O recorte dado a este período histórico recai sobre o fato de que na época havia falta de mulheres para os portugueses colonizadores. A primeira cena do filme mostra o desembarque de um navio português no Brasil, trazendo um grupo de órfãs, enviadas pela Rainha de Porgugal, com o objetivo de desposar os primeiros colonizadores. Entre elas está Orisbela (Simone Spoladore), jovem sensível e religiosa que é entregue em casamento a Francisco de Albuquerque (Osmar Prado), um rude senhor de engenho.
Apesar de toda sua grosseria, Francisco ama a esposa e quer que ela lhe dê filhos brancos. Orisbela, no entanto não consegue se habituar nem com o marido nem com o ambiente do engenho de que é dono. Ela também estranha a mãe e a irmã de Francisco. Quando tem oportunidade, foge da fazenda, mas é recapturada e castigada. Numa segunda tentativa, ela se se refugia na vila de Ximeno (Caco Ciocler), um comerciante que sempre passava pela fazenda de Francisco vendendo escravos e bugigangas. Ela quer voltar a Portugal aproveitando a próxima viagem que o mascate virá a fazer para o velho continente.
O filme fortalece a imagem de que Simone Spoladore é uma atriz perfeita para papéis melancólicos. Sua expressão de tristeza é angustiante não só neste filme, mas também em 'Lavoura Arcaica' (de 2001). Osmar Prado também foi uma boa escolha. Ele é craque no trabalho de criação de personagens, especialmente na televisão (afinal ele fez apenas seis filmes em sua longa carreira). Só para citar alguns exemplos: Tabaco em 'Roda de Fogo', Tião Galinha em 'Renascer' e Lobato em 'O Clone'.

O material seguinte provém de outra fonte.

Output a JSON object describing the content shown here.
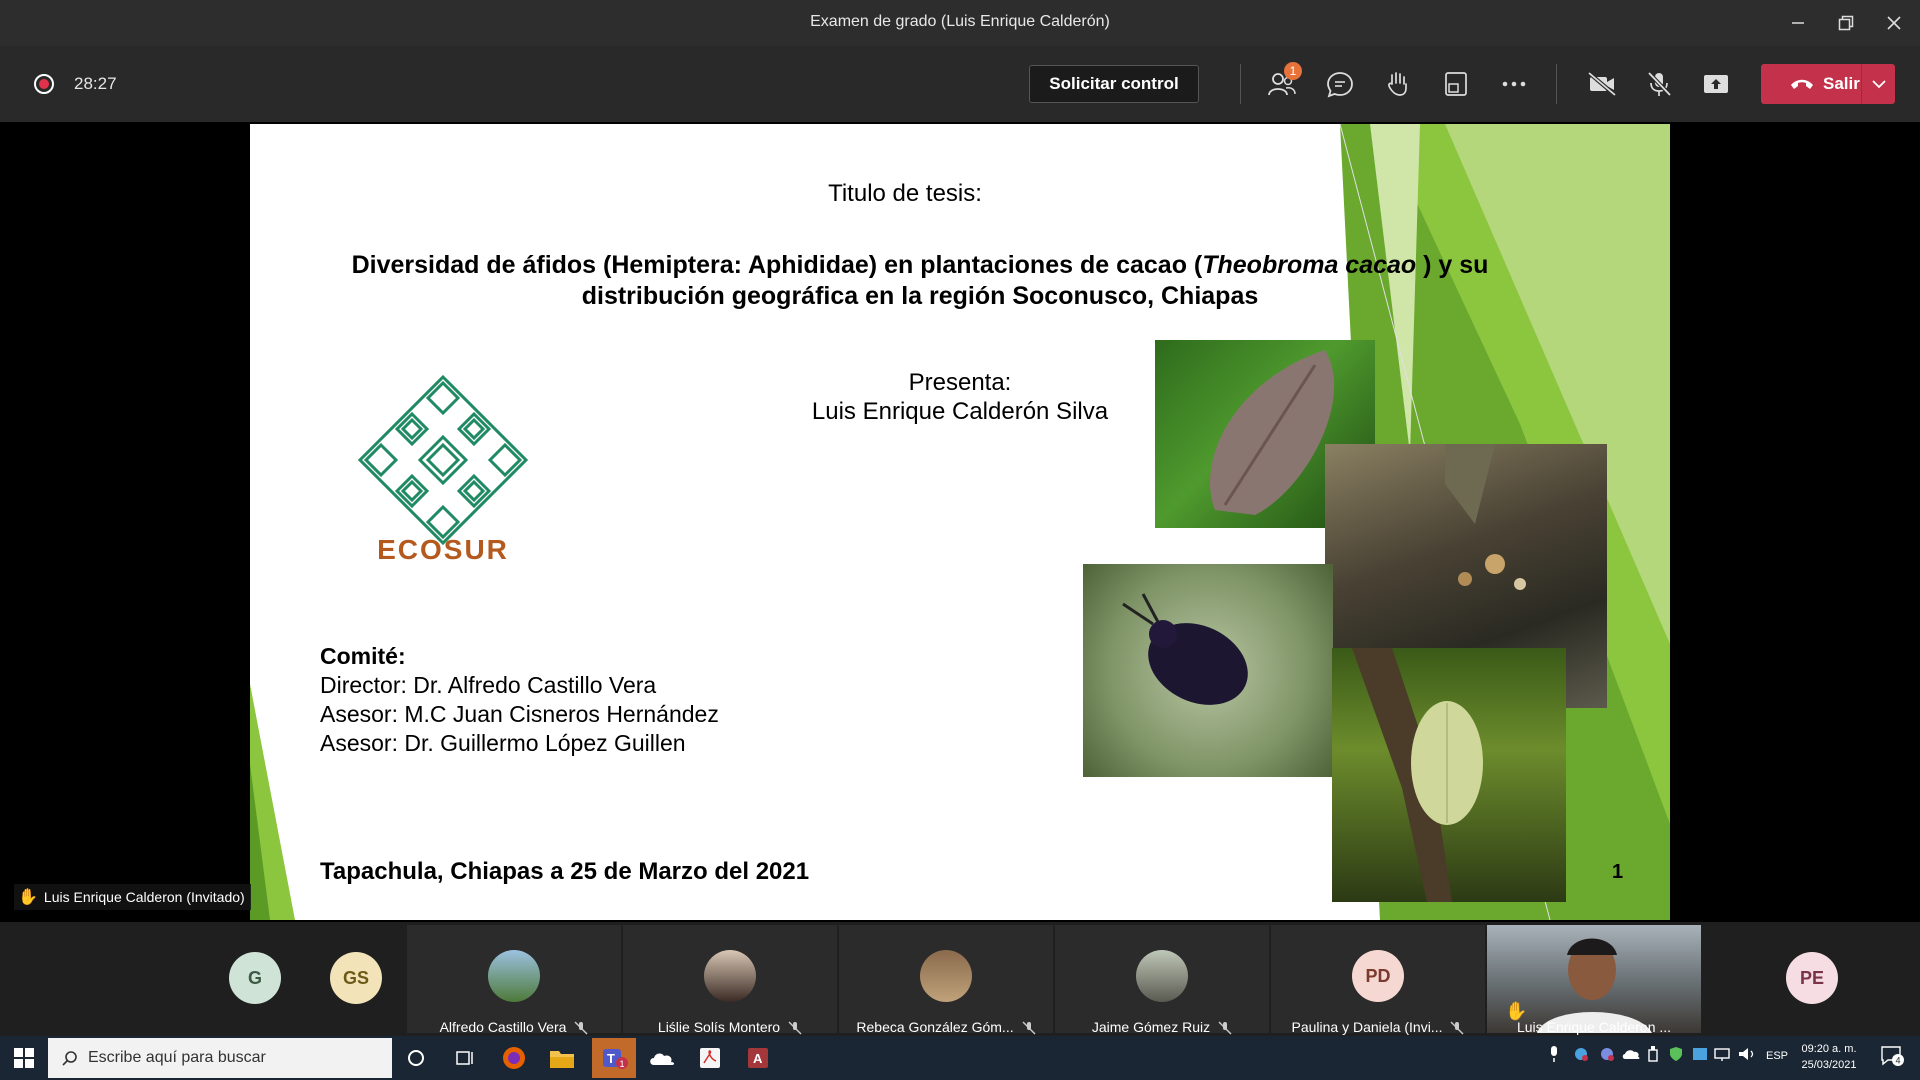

Nem precisava dizer que o trabalho dos diálogos deve ser louvado. O filme só peca por ter uma narrativa um tanto arrastada, característica típica dos filmes históricos nacionais - com exceção de 'Carlota Joaquina', que trazia um tom sarcástico. Não que a saída seja por aí (apesar de da História do Brasil ser rica em momentos tragicômicos), mas um pouco mais de agilidade cairia muito bem.